Para conducir se requiere un máximo de atención y del uso total de facultades. Un conductor responsable sabe que si ha consumido alcohol no puede conducir bajo ninguna circunstancia. El alcohol hace que el conductor pierda sus funciones de reflejo, visuales y auditivas. Además, afecta la capacidad de concentración y de buen juicio. Peligrosamente la ingesta de alcohol en el chofer genera una falsa seguridad en sí mismo y sobrevalora la capacidad de la conducción, lo que lleva a tolerar un mayor nivel de riesgo.

 

El conducir un auto tras haber bebido es ilegal y las sanciones penales pueden ir desde una multa entre 1 a 5 UTM además de la suspensión de la licencia por 3 meses hasta 10 años de cárcel, más una multa entre 8 a 20 UTM, inhabilidad perpetua de conducir y la comisión del vehículo.

En 2012 fue promulgada la modificación a la Ley de Tránsito, conocida como Ley Tolerancia Cero, que redujo los niveles permitidos de alcohol en el organismo para definir lo que se entiende por conducción bajo la influencia del alcohol y en estado de ebriedad, aumentando también las sanciones asociadas a la conducción con alcohol.

 

La conducción bajo la influencia del alcohol – que va desde los 0,31 gramos por mil de alcohol en la sangre hasta 0,79 - es sancionada con multas y suspensión de licencia de conductor. La conducción en estado de ebriedad – desde los 0,8 gramos por mil de alcohol en la sangre o más - se sanciona con multas, cancelación de licencia y presidio (cárcel).

Las sanciones aumentan significativamente en caso de reincidencia, o si el conductor, además de haber bebido participa en un accidente en el que resulten daños o personas fallecidas o con lesiones.

 

 

LEY EMILIA

En 2014, se realiza una nueva modificación legal (Ley Emilia), sanciona con cárcel efectiva de al menos un año a los conductores, que, en estado de ebriedad, generen lesiones gravísimas o la muerte a terceros. Además, se considerarán delitos calificados la reincidencia, la conducción con licencia cancelada o cuando se conduce estando inhabilitado de por vida para ello o si el delito hubiese sido cometido por un conductor de vehículos para el transporte de pasajeros o carga en el ejercicio de sus funciones.
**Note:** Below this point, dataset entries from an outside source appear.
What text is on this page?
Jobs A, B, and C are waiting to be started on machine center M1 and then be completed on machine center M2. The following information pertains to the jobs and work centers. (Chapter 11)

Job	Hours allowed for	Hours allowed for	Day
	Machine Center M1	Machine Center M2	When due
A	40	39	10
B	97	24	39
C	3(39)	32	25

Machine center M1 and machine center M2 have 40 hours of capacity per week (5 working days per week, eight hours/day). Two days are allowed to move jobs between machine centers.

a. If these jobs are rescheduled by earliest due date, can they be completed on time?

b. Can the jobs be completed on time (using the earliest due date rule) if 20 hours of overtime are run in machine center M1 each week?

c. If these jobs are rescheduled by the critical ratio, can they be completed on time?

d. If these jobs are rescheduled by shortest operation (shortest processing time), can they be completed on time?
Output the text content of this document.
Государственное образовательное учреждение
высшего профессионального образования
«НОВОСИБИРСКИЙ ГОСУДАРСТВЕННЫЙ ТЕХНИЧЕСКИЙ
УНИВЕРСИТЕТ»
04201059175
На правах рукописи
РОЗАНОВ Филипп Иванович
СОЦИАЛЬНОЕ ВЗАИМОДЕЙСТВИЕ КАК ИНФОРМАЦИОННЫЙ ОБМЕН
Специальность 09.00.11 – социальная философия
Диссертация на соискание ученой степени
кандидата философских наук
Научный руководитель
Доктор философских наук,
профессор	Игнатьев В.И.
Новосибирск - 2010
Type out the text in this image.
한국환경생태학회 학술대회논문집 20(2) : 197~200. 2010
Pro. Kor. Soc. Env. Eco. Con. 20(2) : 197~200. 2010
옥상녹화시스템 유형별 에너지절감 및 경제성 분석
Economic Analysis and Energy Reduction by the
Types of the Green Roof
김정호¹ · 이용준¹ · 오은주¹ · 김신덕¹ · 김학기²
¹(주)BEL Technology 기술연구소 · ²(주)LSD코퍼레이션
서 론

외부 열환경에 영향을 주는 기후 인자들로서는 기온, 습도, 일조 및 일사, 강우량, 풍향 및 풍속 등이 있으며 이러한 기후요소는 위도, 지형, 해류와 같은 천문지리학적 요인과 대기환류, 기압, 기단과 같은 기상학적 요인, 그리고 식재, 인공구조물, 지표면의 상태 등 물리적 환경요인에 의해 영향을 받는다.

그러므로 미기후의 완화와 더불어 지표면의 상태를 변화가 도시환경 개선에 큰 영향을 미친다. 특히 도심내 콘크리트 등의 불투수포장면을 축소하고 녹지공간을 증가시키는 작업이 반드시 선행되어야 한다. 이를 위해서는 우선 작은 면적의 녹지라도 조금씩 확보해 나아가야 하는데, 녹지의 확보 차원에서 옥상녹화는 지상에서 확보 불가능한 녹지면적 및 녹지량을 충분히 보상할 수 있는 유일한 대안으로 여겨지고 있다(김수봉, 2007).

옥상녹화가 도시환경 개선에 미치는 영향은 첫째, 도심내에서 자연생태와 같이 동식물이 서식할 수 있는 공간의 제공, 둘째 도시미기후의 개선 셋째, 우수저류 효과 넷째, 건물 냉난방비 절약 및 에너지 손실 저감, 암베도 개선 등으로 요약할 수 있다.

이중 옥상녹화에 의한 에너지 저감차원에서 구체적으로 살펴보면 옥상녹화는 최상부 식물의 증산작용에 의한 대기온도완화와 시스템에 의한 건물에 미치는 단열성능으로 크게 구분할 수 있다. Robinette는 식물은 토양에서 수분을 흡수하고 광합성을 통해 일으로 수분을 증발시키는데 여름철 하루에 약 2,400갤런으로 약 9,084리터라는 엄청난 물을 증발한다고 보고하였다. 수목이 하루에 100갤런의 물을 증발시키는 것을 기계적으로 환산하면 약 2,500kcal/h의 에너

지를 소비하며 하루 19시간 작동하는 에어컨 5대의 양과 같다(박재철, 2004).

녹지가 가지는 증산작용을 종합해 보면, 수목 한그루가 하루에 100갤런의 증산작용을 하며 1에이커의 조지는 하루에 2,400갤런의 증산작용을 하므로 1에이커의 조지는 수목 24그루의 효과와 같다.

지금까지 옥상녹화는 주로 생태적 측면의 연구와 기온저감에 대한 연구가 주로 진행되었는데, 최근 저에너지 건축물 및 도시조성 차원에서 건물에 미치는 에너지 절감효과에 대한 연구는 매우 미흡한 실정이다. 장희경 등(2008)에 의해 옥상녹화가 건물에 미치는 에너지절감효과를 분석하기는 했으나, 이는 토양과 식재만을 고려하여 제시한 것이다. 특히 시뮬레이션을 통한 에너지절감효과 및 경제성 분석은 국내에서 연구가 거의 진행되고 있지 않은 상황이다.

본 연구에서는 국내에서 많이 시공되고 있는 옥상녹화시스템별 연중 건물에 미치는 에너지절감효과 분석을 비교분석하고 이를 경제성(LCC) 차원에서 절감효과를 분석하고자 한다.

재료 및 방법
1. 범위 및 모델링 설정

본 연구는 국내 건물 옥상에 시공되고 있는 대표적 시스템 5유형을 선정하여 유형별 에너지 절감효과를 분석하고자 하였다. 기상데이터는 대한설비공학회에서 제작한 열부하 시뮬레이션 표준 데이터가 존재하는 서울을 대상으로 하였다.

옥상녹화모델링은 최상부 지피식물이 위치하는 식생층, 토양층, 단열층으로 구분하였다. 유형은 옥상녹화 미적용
Además, si el conductor que participa en un accidente se negase injustificadamente a realizarse las pruebas de detección del alcohol (prueba respiratoria u otra prueba científica), será sancionado con suspensión de licencia, multas y penas de cárcel que podrían llegar a ser efectivas dependiendo de las consecuencias del accidente.

 

ALCOHOL Y ORGANISMO

El cerebro es influido por el alcohol mucho más que otros órganos del cuerpo. Los primeros efectos del alcohol se manifiestan en el ámbito psicológico, como lo es la atención, percepción y procesamiento de la información. Con pequeñas concentraciones se comienza a afecta el comportamiento y la conducta. Las capacidades de reacción y de coordinación también se ven afectadas por pequeñas cantidades de alcohol. Además, la autoconfianza se fortalece y aumenta la tendencia a sobreestimar la propia capacidad.

Esto constituye un gran peligro.

En resumen, debido a la ingesta de alcohol se afecta la capacidad de visión, tiempo de reacción, la atención, capacidad de decisión y la toma de decisión. Todas estas funciones son decisivas al momento de manejar. El proceso del cuerpo para liberar el alcohol requiere varias horas de reposo y no se acelera con remedios caseros como un café, comer dulces, fumar un cigarrillo, una ducha fría o ejercicios físicos. Con éstos, lo único que se logra será convertir a una persona borracha adormecida en una borracha despierta. Sólo el paso del tiempo permite recuperar la sobriedad.

 

ALCOHOL EN LA SANGRE

El cuerpo se libera del alcohol mediante la metabolización de éste. Se calcula que en una persona promedio y sana de 70 kilos la presencia de alcohol disminuye a razón de entre 0,10 a 0,15 g de alcohol por litro de sangre por hora. Este proceso se realiza a un ritmo constante, que no se acelera con remedios caseros como un café, comer dulces, fumar un cigarrillo, una ducha fría o ejercicios físicos. Con éstos, lo único que se logra será convertir a una persona borracha adormecida en una borracha despierta. Sólo el paso del tiempo permite recuperar la sobriedad.